The stands have emptied out, and I’m grateful. I don’t like having to make my way through crowds, pushing myself against them or asking them to move aside, feeling too big and too small at the same time. Watching their eyes go up and down me, trying to figure out what it is about me that is so off. What it is that works so well in Marcus but didn’t quite come out right in me. Same ingredients, different result. Like a cake that came out perfectly one time and a little squashed the next. I know I don’t look like anyone else at this school, or maybe even in all of Atlanta. Hell, maybe in all of Georgia. I know I don’t look like my mom, with her bird bones and silky black hair. I don’t look like LaoLao or Granny Dee either, as Granny Dee will tell you when she tries to do my hair. “Child,” she’ll say, pulling out one of my curls and watching it spring back with a bemused expression. “How can your hair be so fine but so tangly at the same time?” It never stays in braids, wisps of it coming out, but it won’t straighten either. Granny Dee doesn’t know what to do with it. Or with the rest of me. She’ll cluck at my hips and my butt, like I asked to have a big butt, and then she’ll look up at me, because I’m more than just a bit taller than her, and LaoLao and my mother for that matter, like she can’t believe any granddaughter of hers takes up so much space. And even though LaoLao is one of the fattest old ladies I’ve ever seen, even she always has something to say about my size. “You are too big,” she’ll say, all three of her chins wobbling as she shakes her head. “Like a horse. And your skin is so dark!” I don’t know why she sounds so surprised. It’s not like she didn’t know my daddy was black.

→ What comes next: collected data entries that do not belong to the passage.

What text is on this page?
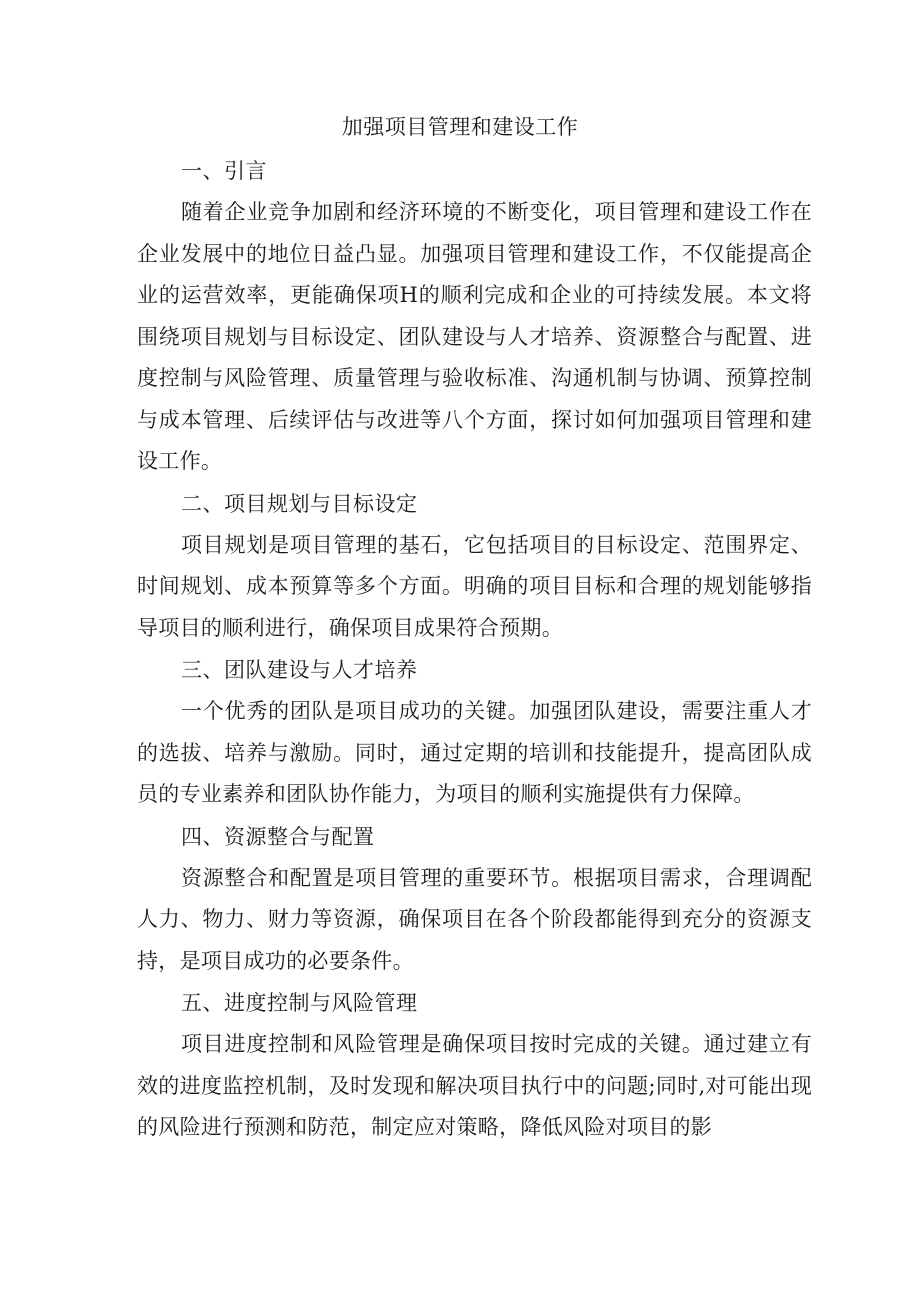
加强项目管理和建设工作
一、引言

随着企业竞争加剧和经济环境的不断变化，项目管理和建设工作在企业发展中的地位日益凸显。加强项目管理和建设工作，不仅能提高企业的运营效率，更能确保项H的顺利完成和企业的可持续发展。本文将围绕项目规划与目标设定、团队建设与人才培养、资源整合与配置、进度控制与风险管理、质量管理与验收标准、沟通机制与协调、预算控制与成本管理、后续评估与改进等八个方面，探讨如何加强项目管理和建设工作。

二、项目规划与目标设定

项目规划是项目管理的基石，它包括项目的目标设定、范围界定、时间规划、成本预算等多个方面。明确的项目目标和合理的规划能够指导项目的顺利进行，确保项目成果符合预期。

三、团队建设与人才培养

一个优秀的团队是项目成功的关键。加强团队建设，需要注重人才的选拔、培养与激励。同时，通过定期的培训和技能提升，提高团队成员的专业素养和团队协作能力，为项目的顺利实施提供有力保障。

四、资源整合与配置

资源整合和配置是项目管理的重要环节。根据项目需求，合理调配人力、物力、财力等资源，确保项目在各个阶段都能得到充分的资源支持，是项目成功的必要条件。

五、进度控制与风险管理

项目进度控制和风险管理是确保项目按时完成的关键。通过建立有效的进度监控机制，及时发现和解决项目执行中的问题;同时,对可能出现的风险进行预测和防范，制定应对策略，降低风险对项目的影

Of course, no one ever says Marcus is too big. Marcus couldn’t be too anything. Marcus is perfect.
Marcus. I glance out on the field, hoping to catch a glimpse of my brother, but he’s disappeared with the rest of the team. I probably won’t see him till tomorrow. He’ll be going out tonight with the team to celebrate the win. Out with Monica. Out with Aaron.
Thinking about Aaron makes my heart skip like a little girl with a jump rope.
CHAPTER 3
I’m at the front of the snack bar line and am about to order when someone slips neatly into the narrow space between me and the counter, the way a nickel does in the slot of a gumball machine. Someone fair and small with wavy red hair, mermaid hair. Mermaid hair to match her mermaid green eyes. Someone who reeks of cheap perfume and too much hair spray.

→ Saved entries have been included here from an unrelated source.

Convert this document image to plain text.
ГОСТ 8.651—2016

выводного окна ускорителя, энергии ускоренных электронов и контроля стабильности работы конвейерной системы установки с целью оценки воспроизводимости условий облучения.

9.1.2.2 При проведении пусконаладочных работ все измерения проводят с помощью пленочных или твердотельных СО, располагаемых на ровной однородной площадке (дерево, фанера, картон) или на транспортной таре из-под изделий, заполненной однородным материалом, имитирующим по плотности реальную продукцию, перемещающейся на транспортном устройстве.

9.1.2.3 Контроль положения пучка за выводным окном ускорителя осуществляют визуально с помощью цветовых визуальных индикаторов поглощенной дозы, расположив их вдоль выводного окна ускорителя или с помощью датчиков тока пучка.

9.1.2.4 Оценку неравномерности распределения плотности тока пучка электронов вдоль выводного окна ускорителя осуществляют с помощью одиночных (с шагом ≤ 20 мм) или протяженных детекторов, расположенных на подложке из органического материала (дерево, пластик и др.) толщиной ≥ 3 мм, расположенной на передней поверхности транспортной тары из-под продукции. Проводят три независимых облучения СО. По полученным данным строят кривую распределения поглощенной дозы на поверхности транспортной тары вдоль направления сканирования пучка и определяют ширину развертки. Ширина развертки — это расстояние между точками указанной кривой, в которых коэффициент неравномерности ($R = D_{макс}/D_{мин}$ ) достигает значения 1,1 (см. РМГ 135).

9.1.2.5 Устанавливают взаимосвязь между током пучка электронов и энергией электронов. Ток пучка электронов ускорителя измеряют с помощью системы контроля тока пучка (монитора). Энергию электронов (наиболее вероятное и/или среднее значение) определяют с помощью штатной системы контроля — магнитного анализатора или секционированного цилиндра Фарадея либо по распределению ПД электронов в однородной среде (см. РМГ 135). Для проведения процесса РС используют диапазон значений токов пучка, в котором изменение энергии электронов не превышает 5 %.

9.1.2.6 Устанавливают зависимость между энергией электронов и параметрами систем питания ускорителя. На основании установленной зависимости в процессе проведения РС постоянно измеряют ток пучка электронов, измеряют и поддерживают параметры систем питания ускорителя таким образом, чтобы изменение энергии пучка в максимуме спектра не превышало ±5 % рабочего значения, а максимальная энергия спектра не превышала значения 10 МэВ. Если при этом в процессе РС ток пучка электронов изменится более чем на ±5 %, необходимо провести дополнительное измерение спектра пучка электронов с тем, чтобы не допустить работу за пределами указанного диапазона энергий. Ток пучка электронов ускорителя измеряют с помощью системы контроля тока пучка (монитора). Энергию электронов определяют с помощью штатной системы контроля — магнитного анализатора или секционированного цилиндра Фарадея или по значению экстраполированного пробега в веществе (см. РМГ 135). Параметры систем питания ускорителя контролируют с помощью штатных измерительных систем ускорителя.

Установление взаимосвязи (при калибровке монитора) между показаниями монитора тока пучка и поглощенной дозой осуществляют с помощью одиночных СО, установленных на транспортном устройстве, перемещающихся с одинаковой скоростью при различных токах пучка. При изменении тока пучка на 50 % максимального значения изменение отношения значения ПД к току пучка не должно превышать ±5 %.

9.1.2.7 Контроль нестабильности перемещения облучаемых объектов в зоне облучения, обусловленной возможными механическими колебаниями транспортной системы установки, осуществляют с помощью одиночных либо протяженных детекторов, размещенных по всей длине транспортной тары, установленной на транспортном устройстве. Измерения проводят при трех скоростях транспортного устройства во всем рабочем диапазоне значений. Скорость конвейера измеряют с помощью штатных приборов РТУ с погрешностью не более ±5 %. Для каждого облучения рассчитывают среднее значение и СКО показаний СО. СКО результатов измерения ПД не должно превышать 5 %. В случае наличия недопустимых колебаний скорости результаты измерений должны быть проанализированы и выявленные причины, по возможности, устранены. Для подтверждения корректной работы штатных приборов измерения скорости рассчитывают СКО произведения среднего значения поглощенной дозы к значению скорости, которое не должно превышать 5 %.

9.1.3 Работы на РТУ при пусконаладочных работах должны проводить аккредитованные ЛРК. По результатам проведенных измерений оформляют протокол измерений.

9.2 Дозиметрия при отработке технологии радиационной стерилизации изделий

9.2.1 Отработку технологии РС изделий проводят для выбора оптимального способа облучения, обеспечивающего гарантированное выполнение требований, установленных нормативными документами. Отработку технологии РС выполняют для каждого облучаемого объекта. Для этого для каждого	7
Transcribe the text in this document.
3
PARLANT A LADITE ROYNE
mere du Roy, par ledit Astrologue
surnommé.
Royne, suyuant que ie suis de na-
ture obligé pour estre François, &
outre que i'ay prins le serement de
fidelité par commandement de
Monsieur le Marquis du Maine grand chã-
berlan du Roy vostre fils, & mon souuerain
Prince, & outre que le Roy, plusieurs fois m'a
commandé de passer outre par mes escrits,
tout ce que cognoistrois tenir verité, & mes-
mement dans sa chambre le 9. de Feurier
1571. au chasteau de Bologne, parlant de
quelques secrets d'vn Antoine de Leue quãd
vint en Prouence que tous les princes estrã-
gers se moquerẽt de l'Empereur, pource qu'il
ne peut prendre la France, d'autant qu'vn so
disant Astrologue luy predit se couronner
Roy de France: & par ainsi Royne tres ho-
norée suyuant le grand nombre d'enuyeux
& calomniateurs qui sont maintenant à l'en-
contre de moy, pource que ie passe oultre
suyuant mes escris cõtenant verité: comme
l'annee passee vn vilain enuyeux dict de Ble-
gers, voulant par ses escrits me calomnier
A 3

I clear my throat, I can’t help it. It isn’t fair that Heather Parker thinks she can waltz right to the front without even a hint of an excuse me. Heather turns, wavy hair fluttering around her like she’s got an invisible servant fanning her, and glares up at me. It is a special skill, to glare up at someone who is a whole half a foot taller, but it’s something Heather Parker has perfected. She’s had a lot of practice over the years.
“Ew,” she says, her tiny nose wrinkling. “I didn’t know they let the freaks come out tonight.”
You’d think that after hearing something over and over again the blade would dull, but it goes into me every time. Every. Single. Time. Freak. Sinking into me, staining me, like hundreds of invisible tattoos. Freak on my forehead. Freak on my chest. Freak on my arm. Freak on my feet. Freak, freak, freak.
I used to stare at myself in the mirror, wondering what made me so different. I don’t know what it is exactly, but I can’t blend in, and I don’t stand out in a good way like Marcus. I stick out. Marcus, he manages to stand out, to shine when he wants, but he can blend in too. Not me. I can’t blend in but I don’t stand out. And I guess that’s enough for Heather Parker to call me a freak every chance she gets. Enough so everyone else has started to believe it too. Just like when Heather decided that butterfly clips were cool last year, and all the other girls started wearing them. Or when she shunned Lily Asquith for daring to kiss a boy Heather had laid claim to and the next day Lily’s diary was passed around school and the word slut was chalked all over her driveway. It doesn’t hurt that Heather’s father is our local weatherman, which doesn’t sound that glamorous to me, but apparently it’s enough to make Heather practically famous. She says she’s gonna be a news anchor on CNN because she’s got “the face for it” and “all the right connections.” She’s also vicious, but I don’t know if that’s a required qualification to be a news anchor.